Le nouveau siège de la Banque Triodos à Zeist (Pays-Bas) est un très bon exemple de construction circulaire. Il est circulaire et durable sous toutes ses facettes. Le bâtiment est démontable à 100%. Conçu comme un dépôt de matériaux, il peut être parfaitement déconstruit et reconstruit à un autre endroit. La structure du bâtiment est composée à 90% de bois. Même la cage d'ascenseur est en bois, ce que presque personne n’imaginait possible. La structure est maintenue avec 165 000 vis et boulons, aucune pièce n’a été collée. On accède très facilement à toutes les fixations et à toutes les connexions. Le bâtiment dispose d'un système de chape sèche en bois et les murs intérieurs peuvent être déplacés comme on le souhaite. L'ensemble du bâtiment étant enregistré sur Madaster (une des plateformes de matériaux), le nouvel immeuble de bureaux de la Banque Triodos est le seul au monde dont la valeur matérielle globale peut être déterminée précisément à tout moment.
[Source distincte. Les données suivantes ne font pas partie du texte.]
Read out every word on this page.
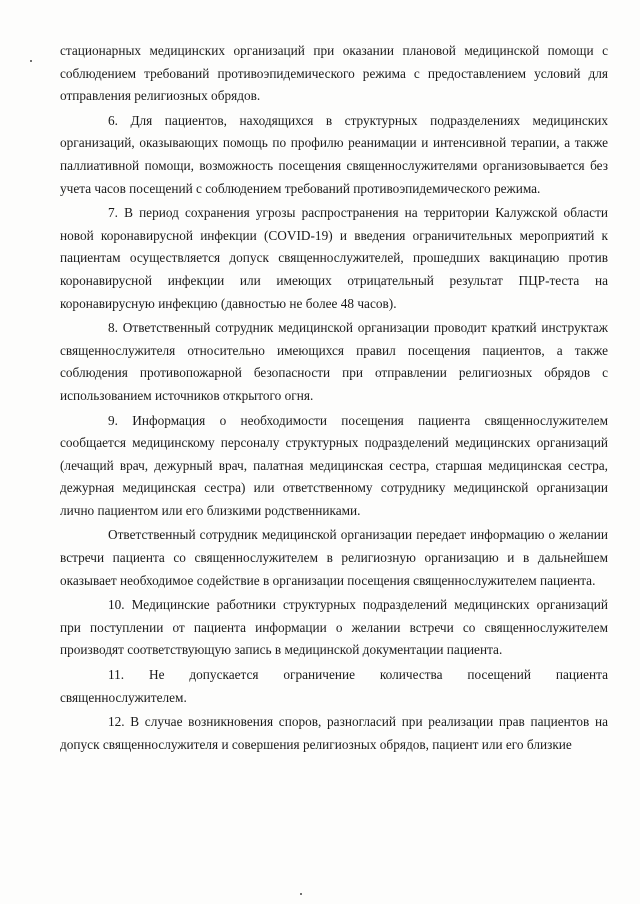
стационарных медицинских организаций при оказании плановой медицинской помощи с соблюдением требований противоэпидемического режима с предоставлением условий для отправления религиозных обрядов.

6. Для пациентов, находящихся в структурных подразделениях медицинских организаций, оказывающих помощь по профилю реанимации и интенсивной терапии, а также паллиативной помощи, возможность посещения священнослужителями организовывается без учета часов посещений с соблюдением требований противоэпидемического режима.

7. В период сохранения угрозы распространения на территории Калужской области новой коронавирусной инфекции (COVID-19) и введения ограничительных мероприятий к пациентам осуществляется допуск священнослужителей, прошедших вакцинацию против коронавирусной инфекции или имеющих отрицательный результат ПЦР-теста на коронавирусную инфекцию (давностью не более 48 часов).

8. Ответственный сотрудник медицинской организации проводит краткий инструктаж священнослужителя относительно имеющихся правил посещения пациентов, а также соблюдения противопожарной безопасности при отправлении религиозных обрядов с использованием источников открытого огня.

9. Информация о необходимости посещения пациента священнослужителем сообщается медицинскому персоналу структурных подразделений медицинских организаций (лечащий врач, дежурный врач, палатная медицинская сестра, старшая медицинская сестра, дежурная медицинская сестра) или ответственному сотруднику медицинской организации лично пациентом или его близкими родственниками.

Ответственный сотрудник медицинской организации передает информацию о желании встречи пациента со священнослужителем в религиозную организацию и в дальнейшем оказывает необходимое содействие в организации посещения священнослужителем пациента.

10. Медицинские работники структурных подразделений медицинских организаций при поступлении от пациента информации о желании встречи со священнослужителем производят соответствующую запись в медицинской документации пациента.

11. Не допускается ограничение количества посещений пациента священнослужителем.

12. В случае возникновения споров, разногласий при реализации прав пациентов на допуск священнослужителя и совершения религиозных обрядов, пациент или его близкие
Le nouvel immeuble de bureaux de la Banque Triodos est le seul au monde dont la valeur matérielle globale peut être déterminée précisément à tout moment.
Implantation durable dans son environnement
La durabilité ne dépend pas seulement des matériaux utilisés ou de l'adaptabilité de la fonction du bâtiment, mais également de l’implantation de ce bâtiment. Le nouvel immeuble de bureaux a été intégré de manière optimale dans De Reehorst, un lieu privilégiant l’équilibre entre la nature, la culture et l’économie. Au début de la phase de conception, diverses études ont été menées en lien avec l'écologie, l'histoire culturelle, l'archéologie, les arbres, l'eau et la circulation. Les résultats de ces études ont été inclus dans la conception finale. Par exemple, lors de la détermination de l'emplacement du nouvel immeuble de bureaux, on a pris en compte les trajectoires de vol des chauves-souris sur le domaine en prévoyant une distance minimale de 10 m avec la lisière de la forêt. De même, la hauteur de l'immeuble a été limitée à 25 m, en raison des zones arborées toutes proches et le bâtiment n'est qu'à quelques minutes à pied de la gare de Driebergen-Zeist, afin que l'utilisation des transports en commun soit encouragée.
Au début de la phase de conception, diverses études ont été menées en lien avec l'écologie, l'histoire culturelle, l'archéologie, les arbres, l'eau et la circulation. Les résultats de ces études ont été inclus dans la conception finale.
Les façades en verre garantissent une entrée optimale de la lumière du jour et, combinées avec les toits verts, garantissent une relation étroite avec le paysage. La faune et la flore présentes sur le domaine ont été cartographiées par une personne qualifié. En consultation avec les architectes paysagistes d'Arcadis, une recommandation a été formulée pour chaque activité constructive en relation avec les besoins de la faune et de la flore existantes. La végétation qui devait absolument être enlevée a été déplacée ou compensée. Le bois des arbres abattus a été d’une manière ou d’une autre réutilisé dans le bâtiment.